Adam olacak çocuk sarrafı gibiydi. Onun bulduğu yani keşfettiği futbolcuların kalitesi ortaya çıkınca kulübün en önemli adamlarından biri haline daha doğrusu figürü haline gelmiştir. Ömrünün son günlerini de kulübün tuttuğu kiralık evde bakıcılar kontrolünde geçirmiştir… Abbasş hayatını Göztepe’ye adamıştır ve o Göztepe’nin 'efsane' olarak anılmasındaki en önemli gizli kahramandır…
Göztepe’de yıldızlaşmış hemen hemen her futbolcunun hayatında Abbas Göçmen’in mühürü vardır… Abbas Çamayar… Nam-ı diğer adıyla ‘Abbas Göçmen’…
Göztepe camiasında onu herkes Makedon göçmeni olması nedeniyle “Abbas Göçmen” lakabıyla bilir… Bilmeyenler için tekrarlayayım Göztepe’nin efsane takımında gördüğünüz bildiğiniz kim varsa hemen hemen hepsini ya o keşfetmiştir ya da onun katkısı ve emeği vardır… Anlayacağınız Göztepe'nin gizli kahramanıdır ama ön plana çıkmayı hiç sevmez.
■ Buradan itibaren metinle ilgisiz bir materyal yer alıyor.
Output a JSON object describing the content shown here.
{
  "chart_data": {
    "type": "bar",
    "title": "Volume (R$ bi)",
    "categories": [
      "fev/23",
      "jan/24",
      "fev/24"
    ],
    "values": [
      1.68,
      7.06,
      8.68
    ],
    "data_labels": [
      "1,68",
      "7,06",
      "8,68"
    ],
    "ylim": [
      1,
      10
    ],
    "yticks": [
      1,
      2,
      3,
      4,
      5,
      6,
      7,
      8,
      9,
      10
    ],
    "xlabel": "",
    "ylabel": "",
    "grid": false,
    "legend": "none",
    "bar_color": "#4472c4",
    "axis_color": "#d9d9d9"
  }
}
Soğuk değildir ama gereksiz muhabbet etmez. Özel hayatını kimseyle paylaşmaz . Hayatını Göztepe'ye adamış kısa boylu iyi huylu kendisi ile barışık bir adamdır. Futbolla yatar futbolla kalkar yediği içtiğine kadar futbolla yaşayan bir adamdır Abbas Göçmen... Göztepe’nin ilk takımının kalecisi ve kulübün kuruluşundaki 12 nolu üyesi Orhan Salepçioğlu bir röportajında ''İlk resmi maçımızı 28/08/1925 tarihinde Altay ile oynadık. Takımımız bu maçı 1-0 kazandı. İlk 11’imiz şu isimlerden oluşuyordu: Hamit (Orhan), Nebil, Ferit (Fehmi), Nusret, Kenan, Talat, Naci, Abbas, Muzaffer, Necati, Fahri'' demiştir.
Yani Salepçioğlu’nun da dediği gibi Göztepe’nin tarihi ilk 11’inde Abbas Çamayar’ın da adı vardır… Yani Abbas Çamayar kulübün doğuşundan şahlanışına kadar ki bölüme imza atan ilk efsane adamlardan birisidir… Kimilerine göre de Göztepelilik ruhunun özetidir… Futbol hayatı boyunca yeni kurulan Göztepe’nin formasını terletip yüreğini ortaya koyan bu adam futbolculuğun ardından da efsane takımın temellerini kurarak belki de tarihin en önemli dokunuşlarını yapmıştır.
Bazen küçük çocukların mahalle arasındaki caddelerde oynanan minyatür kale maçlarında, bazen köyde oynanan bir futbol maçında, bazen de amatörlerin kapıştığı maçlarda onu ansızım görebilirdiniz… O çok iyi bir gözlemci iyi bir teknik adam ve iyi bir futbol adamıydı… Hani derler ya futbolcuyu bilmem maç kilometreden tanırdı… O yetenek avcısıydı ve yetenekli gençleri hemen keşfederdi… Yakınları onun bu özelliğini, “O çok iyi bir futbol adamıydı. Sadece fiziksel yetenekleri ne bakmazdı, onların ruhunu da keşfeder ve onları Göztepe’ye kazandırırdı” diyor…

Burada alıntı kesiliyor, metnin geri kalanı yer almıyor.